Abstract:
Natural Language Processing (NLP) is an area of research and application that explores how computers can be used to manipulate natural language. One important research area of NLP that has been the focus of researchers is Optical Character Recognition (OCR). OCR is a method which is used to convert the handwritten or printed scanned documents to editable texts.
In this research, the recognition of handwritten character with Support Vector Machine (SVM) implementation for the 202 main character set of Ge’ez language is attempted. The training and testing data sets are collected from Ge’ez vellum books. In this research, the researchers used various techniques at each phase from digitization to recognition levels. MATLAB image processing is used for experimentations. The iterative thresholding for binarizing the digitized image, bi-level filtering for noise removal, nearest neighbor interpolation for normalization, morphological analysis for thinning and horizontal profile for feature extraction methods are found to work very well for the problem of interest. Segmentation rate of 90.5% and 77.4% are attained using stage by stage segmentation algorithm for noise free and noisy image document respectively.

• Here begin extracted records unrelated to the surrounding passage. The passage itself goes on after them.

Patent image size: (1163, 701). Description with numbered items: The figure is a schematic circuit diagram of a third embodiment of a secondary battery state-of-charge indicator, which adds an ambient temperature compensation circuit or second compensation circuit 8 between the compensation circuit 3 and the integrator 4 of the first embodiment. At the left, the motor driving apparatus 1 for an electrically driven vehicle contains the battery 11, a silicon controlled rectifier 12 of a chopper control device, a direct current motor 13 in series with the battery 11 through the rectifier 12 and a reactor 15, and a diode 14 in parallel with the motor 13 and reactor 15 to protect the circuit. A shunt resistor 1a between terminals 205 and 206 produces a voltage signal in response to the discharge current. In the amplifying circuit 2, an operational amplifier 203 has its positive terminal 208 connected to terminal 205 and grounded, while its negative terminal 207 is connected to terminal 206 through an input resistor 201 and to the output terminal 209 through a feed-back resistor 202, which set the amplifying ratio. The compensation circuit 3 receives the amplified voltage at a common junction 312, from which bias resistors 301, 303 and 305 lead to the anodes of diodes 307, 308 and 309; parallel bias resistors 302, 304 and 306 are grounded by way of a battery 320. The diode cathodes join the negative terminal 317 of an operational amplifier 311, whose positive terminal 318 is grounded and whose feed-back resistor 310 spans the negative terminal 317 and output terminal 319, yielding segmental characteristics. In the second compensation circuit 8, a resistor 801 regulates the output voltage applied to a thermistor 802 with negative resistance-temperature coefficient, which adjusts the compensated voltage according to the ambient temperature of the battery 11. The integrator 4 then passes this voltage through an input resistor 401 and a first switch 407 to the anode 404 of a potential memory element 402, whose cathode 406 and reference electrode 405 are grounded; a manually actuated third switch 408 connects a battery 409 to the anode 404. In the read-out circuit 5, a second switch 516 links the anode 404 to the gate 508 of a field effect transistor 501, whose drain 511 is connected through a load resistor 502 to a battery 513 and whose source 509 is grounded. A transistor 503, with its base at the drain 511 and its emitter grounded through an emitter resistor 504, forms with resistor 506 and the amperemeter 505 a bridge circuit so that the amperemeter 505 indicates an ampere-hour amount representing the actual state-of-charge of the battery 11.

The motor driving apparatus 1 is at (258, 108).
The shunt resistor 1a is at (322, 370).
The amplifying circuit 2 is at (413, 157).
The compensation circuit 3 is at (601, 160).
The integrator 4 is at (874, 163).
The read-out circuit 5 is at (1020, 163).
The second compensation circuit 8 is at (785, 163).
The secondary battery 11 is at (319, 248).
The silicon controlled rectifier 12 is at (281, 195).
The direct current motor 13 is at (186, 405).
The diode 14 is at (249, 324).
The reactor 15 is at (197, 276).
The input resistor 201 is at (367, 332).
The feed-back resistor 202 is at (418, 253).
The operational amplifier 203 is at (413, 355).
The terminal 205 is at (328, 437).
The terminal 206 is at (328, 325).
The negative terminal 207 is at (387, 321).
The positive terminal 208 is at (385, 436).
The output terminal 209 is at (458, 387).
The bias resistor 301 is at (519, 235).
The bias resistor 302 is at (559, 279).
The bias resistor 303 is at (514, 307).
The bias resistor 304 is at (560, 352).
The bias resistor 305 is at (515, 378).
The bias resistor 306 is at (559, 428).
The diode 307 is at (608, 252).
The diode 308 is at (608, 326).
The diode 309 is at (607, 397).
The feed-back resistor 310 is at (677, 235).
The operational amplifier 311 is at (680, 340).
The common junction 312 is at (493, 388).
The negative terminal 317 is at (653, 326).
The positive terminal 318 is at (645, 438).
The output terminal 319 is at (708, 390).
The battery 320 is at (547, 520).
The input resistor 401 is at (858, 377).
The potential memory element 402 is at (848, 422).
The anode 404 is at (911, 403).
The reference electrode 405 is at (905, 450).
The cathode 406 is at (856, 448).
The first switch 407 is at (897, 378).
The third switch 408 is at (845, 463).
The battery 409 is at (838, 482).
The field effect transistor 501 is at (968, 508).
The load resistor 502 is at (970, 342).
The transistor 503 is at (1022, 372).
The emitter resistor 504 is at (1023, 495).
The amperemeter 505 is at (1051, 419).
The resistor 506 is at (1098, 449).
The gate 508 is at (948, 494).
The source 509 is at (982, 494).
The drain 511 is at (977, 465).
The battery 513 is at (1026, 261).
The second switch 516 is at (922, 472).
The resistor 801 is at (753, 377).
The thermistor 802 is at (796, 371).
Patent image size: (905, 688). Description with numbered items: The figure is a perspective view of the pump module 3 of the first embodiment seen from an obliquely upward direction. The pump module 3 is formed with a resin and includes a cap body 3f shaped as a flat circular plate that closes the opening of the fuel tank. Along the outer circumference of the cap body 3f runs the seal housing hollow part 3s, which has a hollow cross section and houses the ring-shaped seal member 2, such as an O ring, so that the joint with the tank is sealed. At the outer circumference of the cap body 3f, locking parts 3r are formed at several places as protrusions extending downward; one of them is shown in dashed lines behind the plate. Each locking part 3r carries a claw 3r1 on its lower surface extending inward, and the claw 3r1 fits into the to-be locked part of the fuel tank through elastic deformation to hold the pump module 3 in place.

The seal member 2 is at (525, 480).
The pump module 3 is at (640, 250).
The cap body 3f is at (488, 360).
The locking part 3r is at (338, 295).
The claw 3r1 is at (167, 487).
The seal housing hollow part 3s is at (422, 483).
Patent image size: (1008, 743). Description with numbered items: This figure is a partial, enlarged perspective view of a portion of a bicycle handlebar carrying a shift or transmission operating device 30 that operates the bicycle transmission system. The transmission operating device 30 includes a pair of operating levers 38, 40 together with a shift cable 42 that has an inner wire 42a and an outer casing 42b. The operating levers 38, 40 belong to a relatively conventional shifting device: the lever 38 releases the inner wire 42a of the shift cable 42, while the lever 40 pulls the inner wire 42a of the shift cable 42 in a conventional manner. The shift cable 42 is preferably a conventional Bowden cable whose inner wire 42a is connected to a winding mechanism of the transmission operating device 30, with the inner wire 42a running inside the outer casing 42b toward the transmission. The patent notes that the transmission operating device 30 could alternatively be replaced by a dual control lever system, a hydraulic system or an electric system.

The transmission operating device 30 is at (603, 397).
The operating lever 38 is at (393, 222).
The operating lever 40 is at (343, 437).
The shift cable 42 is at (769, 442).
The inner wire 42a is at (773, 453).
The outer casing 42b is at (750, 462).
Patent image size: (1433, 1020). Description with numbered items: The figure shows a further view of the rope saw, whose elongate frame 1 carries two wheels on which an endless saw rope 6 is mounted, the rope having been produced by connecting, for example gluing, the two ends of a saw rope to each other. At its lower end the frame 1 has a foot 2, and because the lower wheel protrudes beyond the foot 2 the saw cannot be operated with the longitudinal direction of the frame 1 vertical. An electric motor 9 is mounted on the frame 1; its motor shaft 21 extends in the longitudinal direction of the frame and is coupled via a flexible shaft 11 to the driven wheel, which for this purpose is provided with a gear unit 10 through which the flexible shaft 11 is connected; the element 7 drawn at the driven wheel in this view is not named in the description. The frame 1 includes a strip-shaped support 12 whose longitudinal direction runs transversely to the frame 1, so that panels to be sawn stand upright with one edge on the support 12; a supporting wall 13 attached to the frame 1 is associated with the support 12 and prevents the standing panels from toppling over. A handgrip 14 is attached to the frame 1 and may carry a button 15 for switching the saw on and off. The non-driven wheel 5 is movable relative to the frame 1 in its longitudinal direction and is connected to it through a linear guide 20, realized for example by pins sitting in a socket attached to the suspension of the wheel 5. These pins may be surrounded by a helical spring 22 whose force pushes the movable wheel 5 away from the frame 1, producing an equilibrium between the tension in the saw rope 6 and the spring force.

SVM is used for classification. The SVM classifier is trained with 12 pages documents (7 pages from noise free and 5 pages from noisy documents) which are taken from real-life Ge’ez documents. The Classifier is also tested with 6 pages document (4 pages from noise free and 2 pages from noisy documents) that are not included in the training datasets. Accordingly, an average recognition rate of 63.4% and 51.7% are registered for noise free and noisy document images, respectively. The performance of the system is greatly affected by the similarity of the shape of Ge’ez characters and effectiveness of the preprocessing techniques. Invariant to shape feature extraction techniques and advanced noise detection and removal algorithms should be investigated in the future.